La Inglaterra anclada en el pasado y la Inglaterra transgresora cara a cara. Los personajes, en un principio antagónicos, empiezan a interrelacionarse. Primero con recelo y luego con más convicción, dando lugar, con ello, a un sinfín de momentos ciertamente divertidos y bien construidos. Las historias personales se amontonan y, poco a poco, se van desgranando, siempre con el decorado de un país marcado por la desazón política y social imperante durante la era Thatcher. En algunos temas, Warchus profundiza más que en otros pero, en general, siempre sabe contrapesar la balanza en todos los aspectos.

Al buen devenir del producto hay que añadirle la atinada elección de un casting totalmente acorde con las intenciones de su realizador. Gente ya consagrada del cine británico como Imelda Staunton, Paddy Considene o Bill Nighy, se alternan, con una fluidez exquisita con rostros más jóvenes y no muy conocidos por el gran público (como George MacKay, recientemente visto en Mi Vida Ahora y Amanece en Edimburgo, o Ben Schnetzer, entre otros).

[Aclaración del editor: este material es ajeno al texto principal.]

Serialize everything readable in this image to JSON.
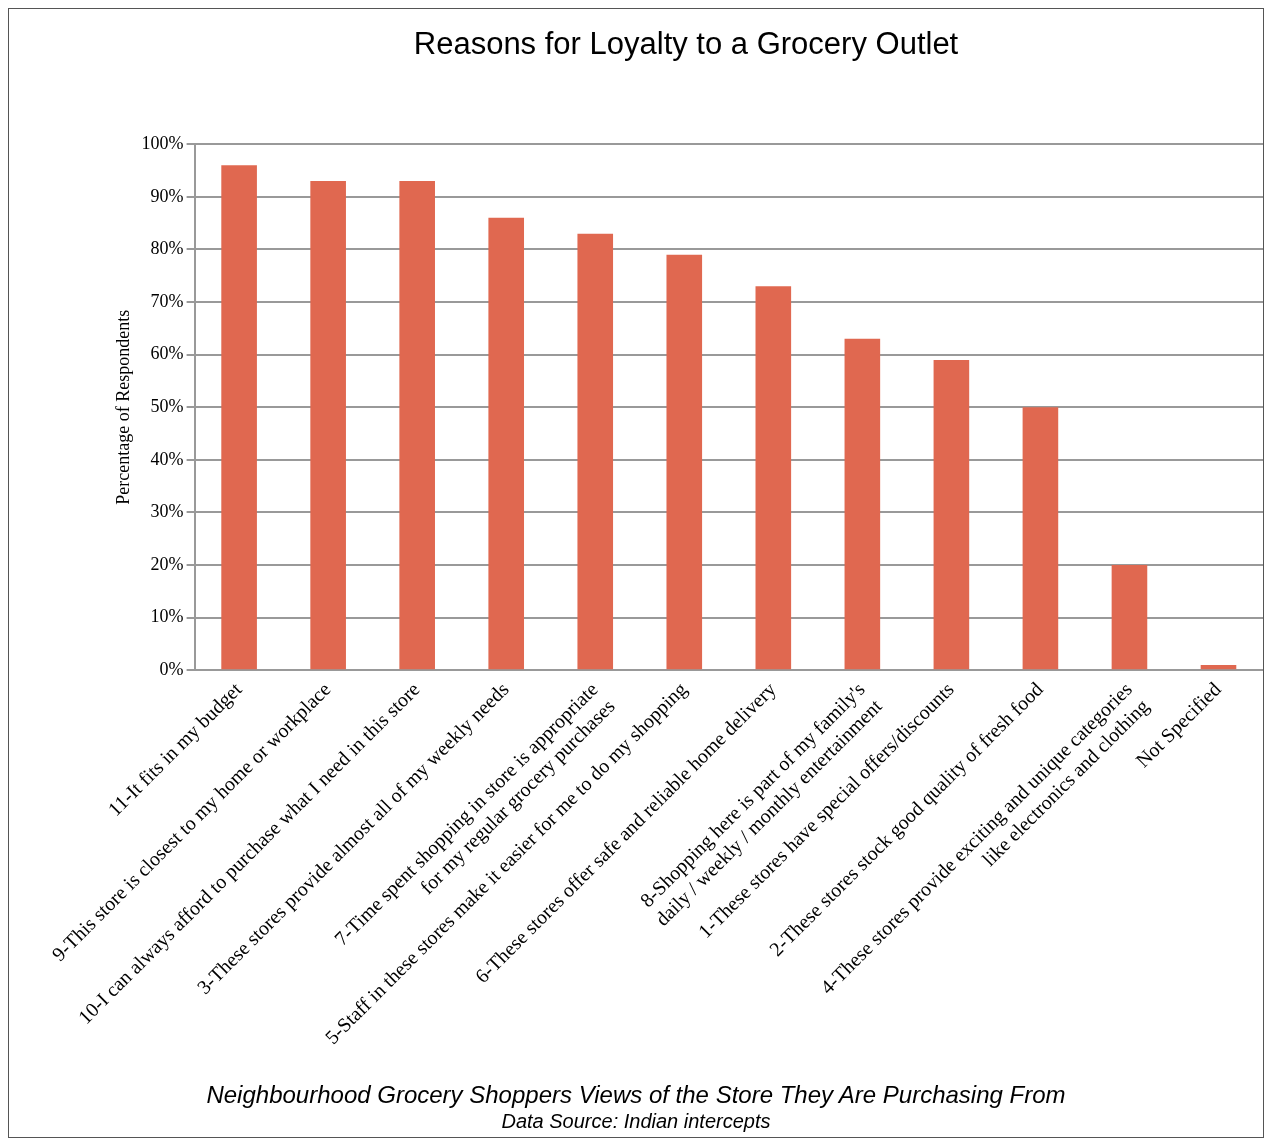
{
  "chart_data": {
    "type": "bar",
    "title": "Reasons for Loyalty to a Grocery Outlet",
    "ylabel": "Percentage of Respondents",
    "categories": [
      "11-It fits in my budget",
      "9-This store is closest to my home or workplace",
      "10-I can always afford to purchase what I need in this store",
      "3-These stores provide almost all of my weekly needs",
      "7-Time spent shopping in store is appropriate\nfor my regular grocery purchases",
      "5-Staff in these stores make it easier for me to do my shopping",
      "6-These stores offer safe and reliable home delivery",
      "8-Shopping here is part of my family's\ndaily / weekly / monthly entertainment",
      "1-These stores have special offers/discounts",
      "2-These stores stock good quality of fresh food",
      "4-These stores provide exciting and unique categories\nlike electronics and clothing",
      "Not Specified"
    ],
    "values": [
      96,
      93,
      93,
      86,
      83,
      79,
      73,
      63,
      59,
      50,
      20,
      1
    ],
    "color": "#e06850",
    "ylim": [
      0,
      100
    ],
    "yticks": [
      {
        "value": 0,
        "label": "0%"
      },
      {
        "value": 10,
        "label": "10%"
      },
      {
        "value": 20,
        "label": "20%"
      },
      {
        "value": 30,
        "label": "30%"
      },
      {
        "value": 40,
        "label": "40%"
      },
      {
        "value": 50,
        "label": "50%"
      },
      {
        "value": 60,
        "label": "60%"
      },
      {
        "value": 70,
        "label": "70%"
      },
      {
        "value": 80,
        "label": "80%"
      },
      {
        "value": 90,
        "label": "90%"
      },
      {
        "value": 100,
        "label": "100%"
      }
    ],
    "grid": "y",
    "legend": false,
    "annotations": [
      "Neighbourhood Grocery Shoppers Views of the Store They Are Purchasing From",
      "Data Source: Indian intercepts"
    ]
  }
}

Un film fresco que, a pesar de sus presumibles licencias narrativas respecto a la realidad histórica, se deja ver con agrado, al tiempo que se convierte en un gratificante canto a la libertad y a la solidaridad.

8.4.15

Un empresario honrado


Tras haber aburrido soberanamente a las plateas con esa palizón pasado por agua que significó Cuando Todo Está Perdido, J. C. Chandor, con su nueva propuesta, El Año Más Violento, retoma el buen pulso narrativo que ya esgrimió en la estupenda Margin Call y nos acerca a una historia de supervivencia y honradez ambientada en la ciudad de Nueva York a principios de los años 80.

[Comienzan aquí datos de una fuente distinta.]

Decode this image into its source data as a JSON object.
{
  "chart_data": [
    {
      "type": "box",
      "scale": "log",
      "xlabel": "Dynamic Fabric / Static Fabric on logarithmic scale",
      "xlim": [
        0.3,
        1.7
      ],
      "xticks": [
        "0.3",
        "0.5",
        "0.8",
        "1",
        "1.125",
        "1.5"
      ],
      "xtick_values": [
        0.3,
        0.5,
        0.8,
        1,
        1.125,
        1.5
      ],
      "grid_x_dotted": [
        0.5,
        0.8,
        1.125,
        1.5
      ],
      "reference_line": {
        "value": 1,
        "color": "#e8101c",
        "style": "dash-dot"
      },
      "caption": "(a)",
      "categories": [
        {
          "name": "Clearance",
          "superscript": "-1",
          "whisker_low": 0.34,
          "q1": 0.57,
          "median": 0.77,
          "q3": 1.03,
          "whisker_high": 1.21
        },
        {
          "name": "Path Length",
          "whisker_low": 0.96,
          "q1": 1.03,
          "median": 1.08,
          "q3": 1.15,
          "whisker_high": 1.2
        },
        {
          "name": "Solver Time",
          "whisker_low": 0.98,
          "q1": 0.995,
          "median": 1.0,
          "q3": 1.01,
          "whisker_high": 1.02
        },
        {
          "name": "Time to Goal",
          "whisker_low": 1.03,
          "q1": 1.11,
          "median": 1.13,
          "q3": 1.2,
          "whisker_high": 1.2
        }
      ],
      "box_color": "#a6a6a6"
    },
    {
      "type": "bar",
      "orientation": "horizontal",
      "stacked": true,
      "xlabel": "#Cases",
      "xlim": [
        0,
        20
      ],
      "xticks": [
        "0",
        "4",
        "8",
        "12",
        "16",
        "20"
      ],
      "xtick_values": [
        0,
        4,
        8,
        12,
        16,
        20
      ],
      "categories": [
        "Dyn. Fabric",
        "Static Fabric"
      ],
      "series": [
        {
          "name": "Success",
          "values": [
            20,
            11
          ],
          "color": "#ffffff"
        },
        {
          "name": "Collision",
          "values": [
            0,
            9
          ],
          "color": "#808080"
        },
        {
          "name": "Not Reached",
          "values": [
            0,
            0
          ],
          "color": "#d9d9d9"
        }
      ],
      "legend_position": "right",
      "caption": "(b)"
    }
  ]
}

Abel Morales (un espléndido Oscar Isaac) es un emigrante hispano que, tras casarse con Anna, la hija de un poderoso empresario que tejió su compañía de manera bastante oscura, compra la firma de éste e intenta sacarla adelante de forma honrada, esquivando los tejemanejes corruptos, las sospechas infundadas de la fiscalía y enfrentándose a otros empresarios del sector: el del suministro de fuel para calefacciones.

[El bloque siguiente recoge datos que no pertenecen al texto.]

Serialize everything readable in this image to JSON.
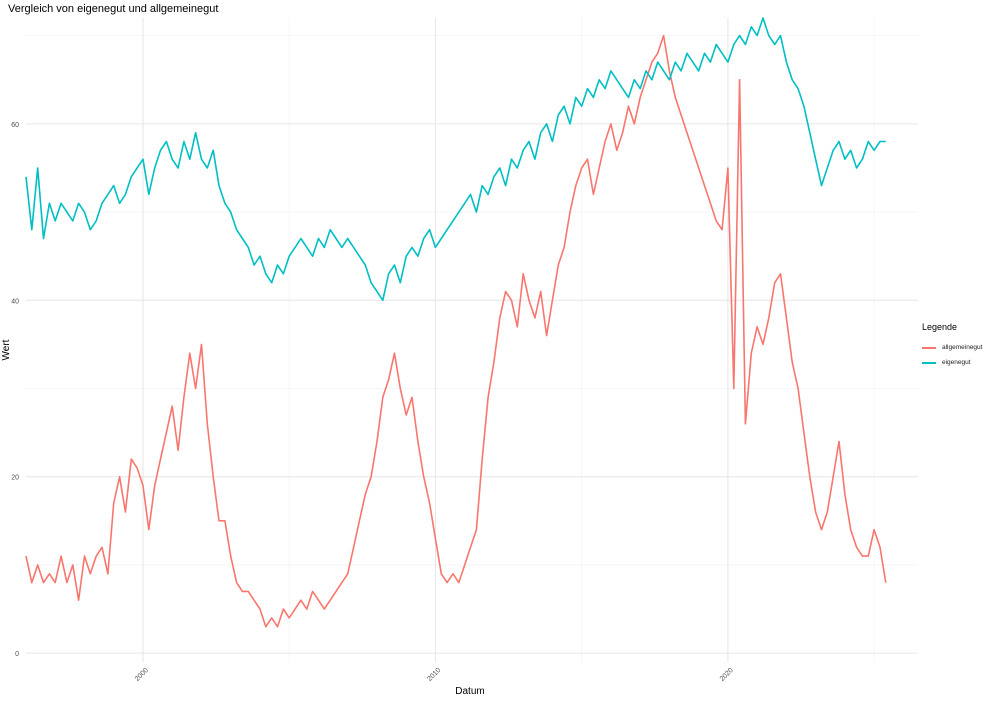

La cinta, filmada con un academicismo ciertamente loable, resulta sobria, perfectamente perfilada y está dotada de un guión al que no le sobra absolutamente nada. Afronta el tema de las mafias y la corrupción empresarial desde el lado opuesto, el de un hombre que quiere salvar su negocio de forma honesta, a pesar de las presiones que nacen de su propia esposa, una mujer dura y sin escrúpulos a la que da vida, de forma contundente, una Jessica Chastain que, en esta ocasión y teñida de rubio, se acerca de forma magnífica a un rol totalmente distinto a los que la chica nos tiene acostumbrados.


De fotografía fría y ambientes sórdidos, J. C. Chandor construye un thriller atípico que, con un mucho de melodrama en su haber, arropa el retrato de un pequeño imperio empresarial que, por momentos, nos acerca a cintas de una época muy concreta ya que, en varios de sus pasajes y a pesar de tratar temas distintos, a uno le pasan por la cabeza imágenes de cintas como Serpico de Lumet o de la mismísima trilogía de El Padrino del maestro Coppola.

Narrada de forma calmada y sin prisas, El Año Más Violento, contiene, al mismo tiempo, escenas de acción dignas del mejor cine de género, como sucede con una persecución entre un automóvil y un camión robado que culmina a pie, de manera muy a lo French Connection (¡qué grande era Friedkin!), corriendo por escenarios ciertamente fantasmagóricos y junto a las vías del tren de una Nueva York gris y un tanto espeluznante.


Cine serio y compacto, del que hay que tener en cuenta. Un bravo para un Chandor que, en este trabajo, se muestra capaz de aproximarse a los grandes del Séptimo Arte sin desentonar en absoluto.